Renata Geisa has been a dentist for over thirty years, specialising in orthodontics and implantodontics. She first qualified in Brazil, before moving to Italy for her then-husband’s job. She gained Italian citizenship and a dentist’s licence, before the family moved again, to London. But a quirk of the system post-Brexit means that Dr Geisa’s Italian qualification is no longer recognised in the UK.
Her dream, she says, is to have her own mobile dental practice, working with the NHS to help “those for whom real treatment is not available”. But, for now, this remains only a dream — if she can’t obtain a licence, Dr Geisa is seriously considering a move to Ireland, despite the fact that it would separate her from her son, who is still studying for a PhD in Engineering at Cambridge University.
End of preferential treatment for EU dentists
Dr Geisa’s story is not unique. In practice, these rules apply to many dentists who qualified outside the UK. While the UK remained in the EU, freedom of movement rules meant that EU dentists’ qualifications were automatically recognised, even if the original qualification was obtained outside the EU and ratified by an EU member state. This was in contrast to people from “third countries”. Post-Brexit, this preferential treatment no longer applies, leaving dentists whose qualifications do not fit the new requirements in limbo.
Dr Geisa’s certificate was gained through the Ministry of Health. However, the General Dental Council’s (GDC) appendix to the European Directive requires that EU citizens have a qualification from an EU university. This appendix was not agreed or signed with the European Directive Law for General Assessments for overseas qualification.
What are the GDC rules?
The GDC website states: ‘The UK Government has enacted legislation which enables the GDC to continue recognising EEA-qualified dentists under a near-automatic system for up to two years from 1 January 2021.’
Applicants whose qualifications are listed on the V.3. Annex V of Directive 2005/36/EC will, until 31 December 2022 at least, be registered through a ‘near-automatic’ process. However, for most EU countries, there is a requirement that these qualifications were issued by a university.
The GDC has been contacted for comment on Dr Geisa’s case but has so far not replied.
EU dentists in UK face uncertain future
According to the British Dental Association (BDA), around ‘16-17 percent of the UK dentist workforce is registered on the basis of an EU/EEA degree’.
‘The process for recognising the qualifications of EU citizens coming to work in the UK after 2022 is ‘unclear at the moment’. The Trade and Cooperation Agreement signed by the UK and EU includes provisions for further discussion and agreement on recognition procedures, but it remains to be seen whether either side will take up this opportunity. According to the BDA, the UK Government ‘envisages mutual recognition agreements between countries, but nothing is decided yet’.
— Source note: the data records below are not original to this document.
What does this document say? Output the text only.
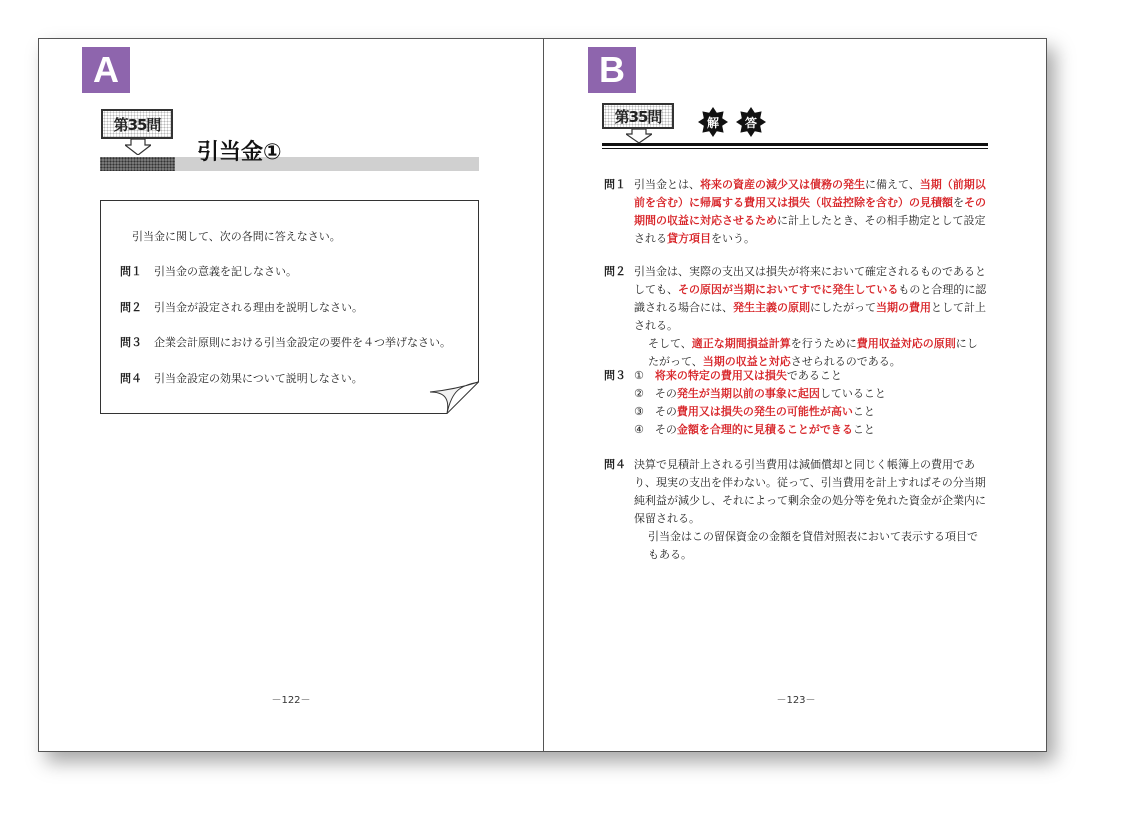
A
第35問
引当金①
引当金に関して、次の各問に答えなさい。
問１ 引当金の意義を記しなさい。
問２ 引当金が設定される理由を説明しなさい。
問３ 企業会計原則における引当金設定の要件を４つ挙げなさい。
問４ 引当金設定の効果について説明しなさい。
－122－
B
第35問	解	答
問１ 引当金とは、将来の資産の減少又は債務の発生に備えて、当期（前期以前を含む）に帰属する費用又は損失（収益控除を含む）の見積額をその期間の収益に対応させるために計上したとき、その相手勘定として設定される貸方項目をいう。
問２ 引当金は、実際の支出又は損失が将来において確定されるものであるとしても、その原因が当期においてすでに発生しているものと合理的に認識される場合には、発生主義の原則にしたがって当期の費用として計上される。
そして、適正な期間損益計算を行うために費用収益対応の原則にしたがって、当期の収益と対応させられるのである。
問３ ①　将来の特定の費用又は損失であること
②　その発生が当期以前の事象に起因していること
③　その費用又は損失の発生の可能性が高いこと
④　その金額を合理的に見積ることができること
問４ 決算で見積計上される引当費用は減価償却と同じく帳簿上の費用であり、現実の支出を伴わない。従って、引当費用を計上すればその分当期純利益が減少し、それによって剰余金の処分等を免れた資金が企業内に保留される。
引当金はこの留保資金の金額を貸借対照表において表示する項目でもある。
－123－
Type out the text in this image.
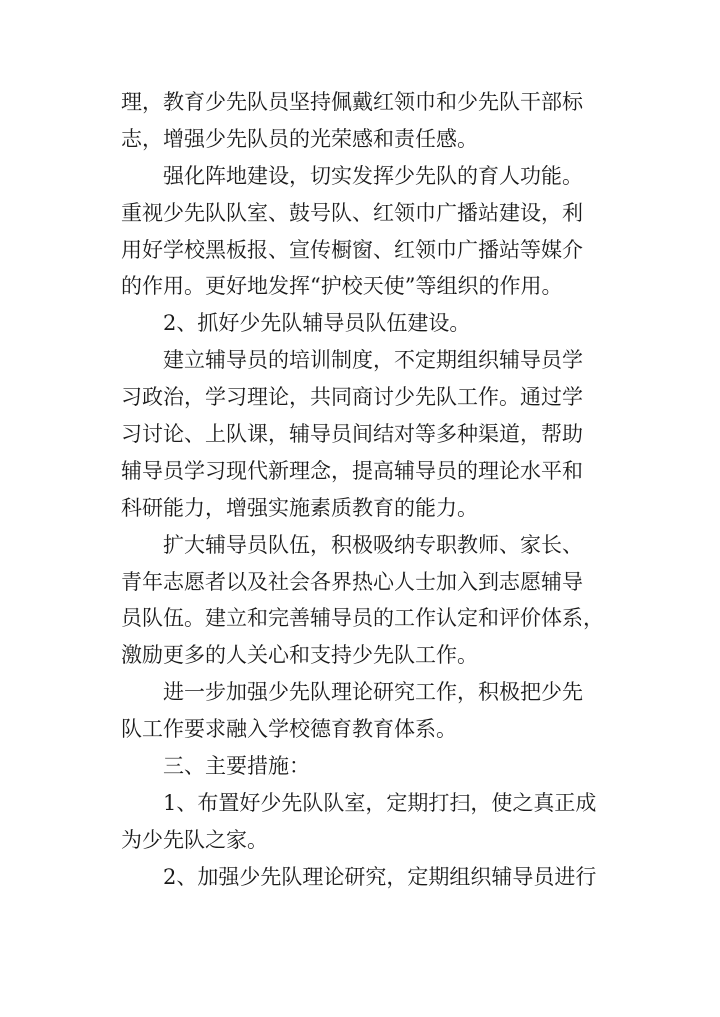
理，教育少先队员坚持佩戴红领巾和少先队干部标
志，增强少先队员的光荣感和责任感。
强化阵地建设，切实发挥少先队的育人功能。
重视少先队队室、鼓号队、红领巾广播站建设，利
用好学校黑板报、宣传橱窗、红领巾广播站等媒介
的作用。更好地发挥“护校天使”等组织的作用。
2、抓好少先队辅导员队伍建设。
建立辅导员的培训制度，不定期组织辅导员学
习政治，学习理论，共同商讨少先队工作。通过学
习讨论、上队课，辅导员间结对等多种渠道，帮助
辅导员学习现代新理念，提高辅导员的理论水平和
科研能力，增强实施素质教育的能力。
扩大辅导员队伍，积极吸纳专职教师、家长、
青年志愿者以及社会各界热心人士加入到志愿辅导
员队伍。建立和完善辅导员的工作认定和评价体系，
激励更多的人关心和支持少先队工作。
进一步加强少先队理论研究工作，积极把少先
队工作要求融入学校德育教育体系。
三、主要措施：
1、布置好少先队队室，定期打扫，使之真正成
为少先队之家。
2、加强少先队理论研究，定期组织辅导员进行
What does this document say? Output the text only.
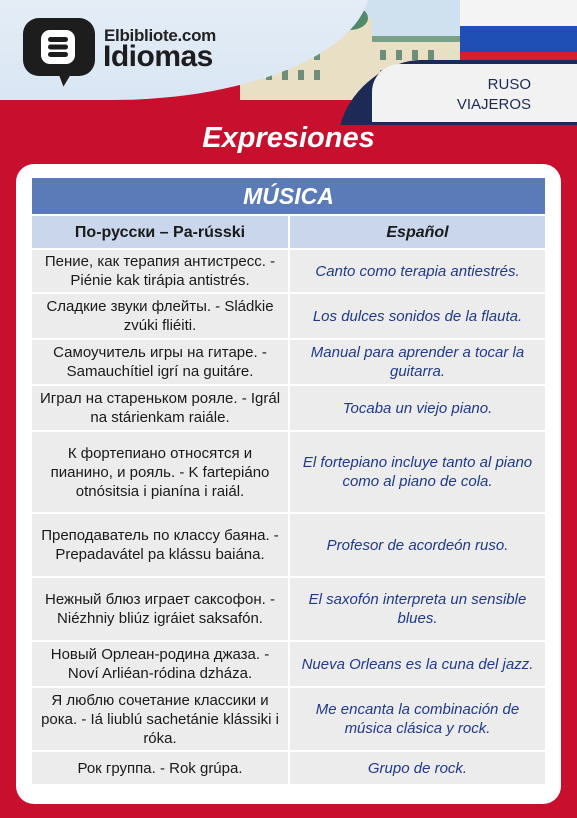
RUSO
VIAJEROS
Elbibliote.com
Idiomas
Expresiones
MÚSICA
По-русски – Pa-rússki	Español
Пение, как терапия антистресс. - Piénie kak tirápia antistrés.
Canto como terapia antiestrés.
Сладкие звуки флейты. - Sládkie zvúki fliéiti.
Los dulces sonidos de la flauta.
Самоучитель игры на гитаре. - Samauchítiel igrí na guitáre.
Manual para aprender a tocar la guitarra.
Играл на стареньком рояле. - Igrál na stárienkam raiále.
Tocaba un viejo piano.
К фортепиано относятся и пианино, и рояль. - K fartepiáno otnósitsia i pianína i raiál.
El fortepiano incluye tanto al piano como al piano de cola.
Преподаватель по классу баяна. - Prepadavátel pa klássu baiána.
Profesor de acordeón ruso.
Нежный блюз играет саксофон. - Niézhniy bliúz igráiet saksafón.
El saxofón interpreta un sensible blues.
Новый Орлеан-родина джаза. - Noví Arliéan-ródina dzháza.
Nueva Orleans es la cuna del jazz.
Я люблю сочетание классики и рока. - Iá liublú sachetánie klássiki i róka.
Me encanta la combinación de música clásica y rock.
Рок группа. - Rok grúpa.	Grupo de rock.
The BDA also acknowledges that ‘The changes, and a lower exchange rate for Pound Sterling, may also make the UK a less attractive place to work for dentists in the future and have an impact on the dentist workforce in the UK.’
No automatic recognition for UK dentists in Europe
Brexit also means that UK dentists face greater barriers to practising in Europe. Recognition of UK dentists’ qualifications in EU countries now depends on arrangements in a given country.
The BDA comments: ‘We await clarity on how European universities will approach applications from UK students, but we assume they will be subject to the same requirements as other third-country nationals. Also, as per above, they are likely to be subject to new recognition procedures after 2022. We would therefore advise anyone considering studying dentistry in an EU country to ensure they ask for detailed advice from universities, national regulators and professional associations.’
Independent patient watchdog Healthwatch has already warned of a national dentistry crisis, as the profession is hit by a pandemic-induced backlog, a struggle to recruit, and a wave of departures of EU citizens. Neil Carmichael, the chair of the Association of Dental Groups, has called for an extension of mutual recognition— for a struggling dental sector, and those, like Dr Geisa, who are ready and willing to work, it seems this step can’t come soon enough.